When it comes to people and their opinions, there’s an old saying, veteran voting rights advocate David Thornburgh wryly observed on Monday: Everything has been said, but not everyone has said it.
With that caveat in place, but without directly critiquing the results, Thornburgh, the son of a former Pennsylvania governor, dove into his home state’s nationally watched primary elections, and offered one small, but so-far very difficult to achieve, way to improve them: By opening the closed contests to independent voters.
Right now, Pennsylvania’s primaries only are open to registered Democrats and Republicans, closing out 1.4 million independent voters, he said. In 14 states and Washington D.C., at least one of the major political parties conducts closed primaries for congressional and state-level offices, according to Ballotpedia.

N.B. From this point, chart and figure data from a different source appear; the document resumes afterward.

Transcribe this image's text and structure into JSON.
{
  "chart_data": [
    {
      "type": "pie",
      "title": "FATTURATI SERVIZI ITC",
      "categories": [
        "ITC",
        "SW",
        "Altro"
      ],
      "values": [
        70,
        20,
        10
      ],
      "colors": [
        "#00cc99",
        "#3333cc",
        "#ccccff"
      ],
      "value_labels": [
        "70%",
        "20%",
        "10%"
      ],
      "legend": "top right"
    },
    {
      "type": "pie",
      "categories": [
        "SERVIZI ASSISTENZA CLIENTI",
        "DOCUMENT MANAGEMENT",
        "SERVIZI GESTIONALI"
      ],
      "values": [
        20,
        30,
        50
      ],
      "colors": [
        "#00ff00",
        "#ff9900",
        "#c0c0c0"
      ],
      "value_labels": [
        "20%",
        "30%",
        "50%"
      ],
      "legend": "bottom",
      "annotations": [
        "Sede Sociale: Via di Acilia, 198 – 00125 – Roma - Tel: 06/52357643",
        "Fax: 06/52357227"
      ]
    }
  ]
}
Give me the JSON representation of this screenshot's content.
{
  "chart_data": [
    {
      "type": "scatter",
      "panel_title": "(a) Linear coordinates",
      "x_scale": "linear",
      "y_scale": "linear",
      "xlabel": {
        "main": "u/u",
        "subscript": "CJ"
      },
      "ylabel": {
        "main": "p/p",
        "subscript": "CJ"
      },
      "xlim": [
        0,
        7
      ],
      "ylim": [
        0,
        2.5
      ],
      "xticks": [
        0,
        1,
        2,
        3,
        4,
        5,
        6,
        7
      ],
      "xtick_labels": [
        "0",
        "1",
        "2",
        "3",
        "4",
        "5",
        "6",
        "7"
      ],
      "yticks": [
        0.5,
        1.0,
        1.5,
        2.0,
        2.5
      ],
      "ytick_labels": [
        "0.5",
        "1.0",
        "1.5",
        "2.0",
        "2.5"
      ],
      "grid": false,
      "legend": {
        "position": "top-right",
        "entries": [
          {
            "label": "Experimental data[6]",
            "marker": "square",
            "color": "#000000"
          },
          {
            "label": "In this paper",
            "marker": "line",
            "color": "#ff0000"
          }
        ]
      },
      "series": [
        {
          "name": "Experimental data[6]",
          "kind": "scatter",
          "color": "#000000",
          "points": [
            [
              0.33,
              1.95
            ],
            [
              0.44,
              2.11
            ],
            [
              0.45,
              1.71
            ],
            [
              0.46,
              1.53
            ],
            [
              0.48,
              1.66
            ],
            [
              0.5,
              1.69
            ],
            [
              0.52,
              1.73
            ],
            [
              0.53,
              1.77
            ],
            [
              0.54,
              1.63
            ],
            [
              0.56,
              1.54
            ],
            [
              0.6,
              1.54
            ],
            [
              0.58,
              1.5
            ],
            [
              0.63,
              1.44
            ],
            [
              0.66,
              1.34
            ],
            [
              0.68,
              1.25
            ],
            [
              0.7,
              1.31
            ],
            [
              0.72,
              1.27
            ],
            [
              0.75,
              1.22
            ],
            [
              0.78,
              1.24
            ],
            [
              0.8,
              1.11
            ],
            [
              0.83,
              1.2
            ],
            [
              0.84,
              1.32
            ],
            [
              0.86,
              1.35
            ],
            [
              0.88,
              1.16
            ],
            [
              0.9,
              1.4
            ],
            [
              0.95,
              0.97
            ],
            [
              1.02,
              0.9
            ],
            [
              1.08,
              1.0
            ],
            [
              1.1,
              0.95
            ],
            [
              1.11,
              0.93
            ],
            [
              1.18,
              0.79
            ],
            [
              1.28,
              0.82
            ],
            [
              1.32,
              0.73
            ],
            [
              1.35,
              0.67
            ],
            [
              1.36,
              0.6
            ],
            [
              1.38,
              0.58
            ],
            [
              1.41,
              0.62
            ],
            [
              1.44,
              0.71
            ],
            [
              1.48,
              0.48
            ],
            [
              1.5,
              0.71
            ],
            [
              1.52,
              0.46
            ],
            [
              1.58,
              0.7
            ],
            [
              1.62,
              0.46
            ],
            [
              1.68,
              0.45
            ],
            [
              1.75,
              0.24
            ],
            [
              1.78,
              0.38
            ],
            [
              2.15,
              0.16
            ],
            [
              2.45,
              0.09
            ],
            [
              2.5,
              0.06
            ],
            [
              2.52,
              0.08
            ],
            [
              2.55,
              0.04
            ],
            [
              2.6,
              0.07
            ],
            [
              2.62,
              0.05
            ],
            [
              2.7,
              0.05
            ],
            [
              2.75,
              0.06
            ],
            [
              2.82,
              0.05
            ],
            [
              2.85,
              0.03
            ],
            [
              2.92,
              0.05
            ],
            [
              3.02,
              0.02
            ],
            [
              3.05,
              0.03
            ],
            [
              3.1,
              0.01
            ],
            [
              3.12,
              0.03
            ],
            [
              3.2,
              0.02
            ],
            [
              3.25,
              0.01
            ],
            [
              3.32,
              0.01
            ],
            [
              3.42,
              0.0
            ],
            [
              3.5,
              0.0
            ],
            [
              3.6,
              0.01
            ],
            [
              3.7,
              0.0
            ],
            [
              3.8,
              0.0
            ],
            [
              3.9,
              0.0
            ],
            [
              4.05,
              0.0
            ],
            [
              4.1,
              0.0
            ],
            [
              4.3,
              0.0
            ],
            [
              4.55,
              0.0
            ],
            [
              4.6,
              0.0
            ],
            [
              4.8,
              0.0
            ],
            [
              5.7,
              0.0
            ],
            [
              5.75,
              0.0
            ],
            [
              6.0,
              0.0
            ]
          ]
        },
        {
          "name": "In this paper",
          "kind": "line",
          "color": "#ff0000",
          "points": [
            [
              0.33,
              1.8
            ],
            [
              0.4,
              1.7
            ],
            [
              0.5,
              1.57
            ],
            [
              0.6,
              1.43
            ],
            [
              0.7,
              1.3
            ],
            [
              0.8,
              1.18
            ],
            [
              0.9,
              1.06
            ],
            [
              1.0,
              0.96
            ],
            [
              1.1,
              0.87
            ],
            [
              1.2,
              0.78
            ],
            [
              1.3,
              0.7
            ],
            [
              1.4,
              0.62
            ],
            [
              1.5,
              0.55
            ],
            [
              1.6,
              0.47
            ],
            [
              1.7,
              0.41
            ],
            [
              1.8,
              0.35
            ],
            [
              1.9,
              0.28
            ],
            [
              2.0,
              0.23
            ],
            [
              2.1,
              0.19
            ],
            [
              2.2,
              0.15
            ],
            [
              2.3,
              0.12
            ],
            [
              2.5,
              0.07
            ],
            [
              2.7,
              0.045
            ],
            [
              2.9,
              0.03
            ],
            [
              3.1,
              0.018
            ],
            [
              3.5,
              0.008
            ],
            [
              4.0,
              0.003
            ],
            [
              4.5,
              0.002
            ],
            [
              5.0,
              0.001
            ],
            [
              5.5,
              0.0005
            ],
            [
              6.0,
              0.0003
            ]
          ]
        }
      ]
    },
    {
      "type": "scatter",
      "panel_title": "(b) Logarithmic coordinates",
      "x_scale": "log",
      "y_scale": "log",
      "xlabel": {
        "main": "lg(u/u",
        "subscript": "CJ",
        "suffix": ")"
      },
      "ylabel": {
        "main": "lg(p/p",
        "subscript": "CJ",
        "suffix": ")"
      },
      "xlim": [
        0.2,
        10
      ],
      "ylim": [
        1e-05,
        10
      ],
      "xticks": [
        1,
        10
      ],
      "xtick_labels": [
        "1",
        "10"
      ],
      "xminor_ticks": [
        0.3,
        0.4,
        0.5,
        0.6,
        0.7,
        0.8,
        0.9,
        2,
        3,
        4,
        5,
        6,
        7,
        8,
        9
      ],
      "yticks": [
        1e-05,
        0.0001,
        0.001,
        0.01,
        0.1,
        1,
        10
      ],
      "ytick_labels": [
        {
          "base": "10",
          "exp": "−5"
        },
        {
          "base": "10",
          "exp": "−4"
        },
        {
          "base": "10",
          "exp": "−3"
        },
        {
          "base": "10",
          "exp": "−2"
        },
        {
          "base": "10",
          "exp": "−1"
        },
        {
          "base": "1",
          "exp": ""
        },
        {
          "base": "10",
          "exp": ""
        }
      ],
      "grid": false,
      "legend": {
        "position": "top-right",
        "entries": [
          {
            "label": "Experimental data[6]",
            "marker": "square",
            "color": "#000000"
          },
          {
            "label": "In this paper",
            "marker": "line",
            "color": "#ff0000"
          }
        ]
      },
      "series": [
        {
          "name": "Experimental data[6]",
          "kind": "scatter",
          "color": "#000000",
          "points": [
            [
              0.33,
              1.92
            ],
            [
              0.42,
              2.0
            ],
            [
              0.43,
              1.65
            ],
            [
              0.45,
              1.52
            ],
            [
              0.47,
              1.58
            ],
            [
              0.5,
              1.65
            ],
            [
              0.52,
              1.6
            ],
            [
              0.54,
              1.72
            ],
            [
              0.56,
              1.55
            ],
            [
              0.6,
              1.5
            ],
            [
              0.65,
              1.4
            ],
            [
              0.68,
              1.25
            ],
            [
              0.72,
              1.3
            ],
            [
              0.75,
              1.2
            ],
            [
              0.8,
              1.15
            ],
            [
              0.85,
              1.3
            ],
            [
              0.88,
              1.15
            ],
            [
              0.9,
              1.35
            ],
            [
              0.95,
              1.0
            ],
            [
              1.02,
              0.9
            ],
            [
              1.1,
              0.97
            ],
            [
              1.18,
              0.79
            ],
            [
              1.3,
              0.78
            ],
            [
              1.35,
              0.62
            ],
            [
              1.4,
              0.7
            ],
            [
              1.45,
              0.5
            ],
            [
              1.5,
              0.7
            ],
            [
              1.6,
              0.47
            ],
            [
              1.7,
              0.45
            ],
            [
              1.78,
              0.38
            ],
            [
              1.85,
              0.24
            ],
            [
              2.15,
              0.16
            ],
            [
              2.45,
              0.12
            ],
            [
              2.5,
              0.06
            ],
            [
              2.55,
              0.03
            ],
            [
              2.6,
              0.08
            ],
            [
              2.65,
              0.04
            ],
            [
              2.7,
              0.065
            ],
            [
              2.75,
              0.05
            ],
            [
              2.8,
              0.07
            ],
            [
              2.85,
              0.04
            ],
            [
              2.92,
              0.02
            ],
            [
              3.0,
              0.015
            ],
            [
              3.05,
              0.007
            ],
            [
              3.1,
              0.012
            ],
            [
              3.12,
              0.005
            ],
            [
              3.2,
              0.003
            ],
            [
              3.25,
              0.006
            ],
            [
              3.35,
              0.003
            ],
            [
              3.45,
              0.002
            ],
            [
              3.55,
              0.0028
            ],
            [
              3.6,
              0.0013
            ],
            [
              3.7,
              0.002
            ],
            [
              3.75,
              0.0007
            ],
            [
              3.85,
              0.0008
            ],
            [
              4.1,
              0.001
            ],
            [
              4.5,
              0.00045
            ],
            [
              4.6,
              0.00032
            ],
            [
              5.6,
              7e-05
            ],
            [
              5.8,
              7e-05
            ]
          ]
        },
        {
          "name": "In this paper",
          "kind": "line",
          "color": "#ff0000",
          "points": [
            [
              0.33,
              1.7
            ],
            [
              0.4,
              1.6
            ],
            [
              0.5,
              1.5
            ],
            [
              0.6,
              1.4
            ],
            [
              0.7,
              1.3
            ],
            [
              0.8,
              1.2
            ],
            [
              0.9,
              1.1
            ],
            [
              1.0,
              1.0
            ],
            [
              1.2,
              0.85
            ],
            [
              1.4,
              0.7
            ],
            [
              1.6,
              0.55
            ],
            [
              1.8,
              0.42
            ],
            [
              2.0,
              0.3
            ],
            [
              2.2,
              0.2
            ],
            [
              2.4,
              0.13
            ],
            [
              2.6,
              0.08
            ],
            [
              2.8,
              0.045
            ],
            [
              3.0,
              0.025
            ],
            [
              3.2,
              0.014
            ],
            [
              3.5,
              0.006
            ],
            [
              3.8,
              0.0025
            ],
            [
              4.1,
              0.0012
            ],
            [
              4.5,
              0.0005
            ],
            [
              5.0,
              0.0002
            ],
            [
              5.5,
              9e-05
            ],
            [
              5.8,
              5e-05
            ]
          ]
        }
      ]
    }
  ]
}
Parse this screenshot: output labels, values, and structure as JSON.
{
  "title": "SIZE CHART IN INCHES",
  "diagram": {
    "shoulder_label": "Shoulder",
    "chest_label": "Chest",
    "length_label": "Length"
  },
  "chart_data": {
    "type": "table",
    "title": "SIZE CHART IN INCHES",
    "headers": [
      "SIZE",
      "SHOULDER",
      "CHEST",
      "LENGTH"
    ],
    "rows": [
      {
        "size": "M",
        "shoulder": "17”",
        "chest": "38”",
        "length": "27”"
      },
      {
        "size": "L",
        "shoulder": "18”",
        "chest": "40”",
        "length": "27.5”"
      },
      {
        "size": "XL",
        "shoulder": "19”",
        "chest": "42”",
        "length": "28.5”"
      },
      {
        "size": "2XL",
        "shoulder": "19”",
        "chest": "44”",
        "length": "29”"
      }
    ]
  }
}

Thornburgh said such a change is not only the smart thing to do, as a matter of fundamental fairness, but also the smart thing to do because it would bring more people into the political process, increasing participation, and perhaps boosting the membership of the Big Two parties.
About a third of independent voters lean Democrat, another third lean Republican, and the hold-outs are “I’ll let you know when I get there” voters, Thornburgh, who runs BallotPA, an organization dedicated to making the change, said. He made his comments during Monday’s monthly Pennsylvania Press Club luncheon.
Opening the intra-party contests would provide a “try-before-you-buy” option to those voters, who might then decide to join one of the Big Two parties, he added..
Keeping unaffiliated voters out of the polls on primary day is undemocratic because the tax dollars of independent voters help cover the cost of the intra-party canvasses, even though they’re not allowed to participate in them, he argued.
“It is literally taxation without representation,” Thornburgh, the son of the late Gov. Richard Thornburgh, said, comparing the primaries to job interviews, where the interviewing committee needs to be as large and as diverse as possible.
Critically, the bills would not allow registered Democrats and Republicans to crossover to vote in the other party’s election. They still would be required to vote in their respective parties’ primary. Both bills are before the respective chambers’ State Government committees.
Thornburgh said Monday that he’d like to see legislative authorization of the proposal by year’s end. which is when the current legislative session also comes to a close.
“I truly believe that, with enough education and support, it’s a winner,” he told the crowd.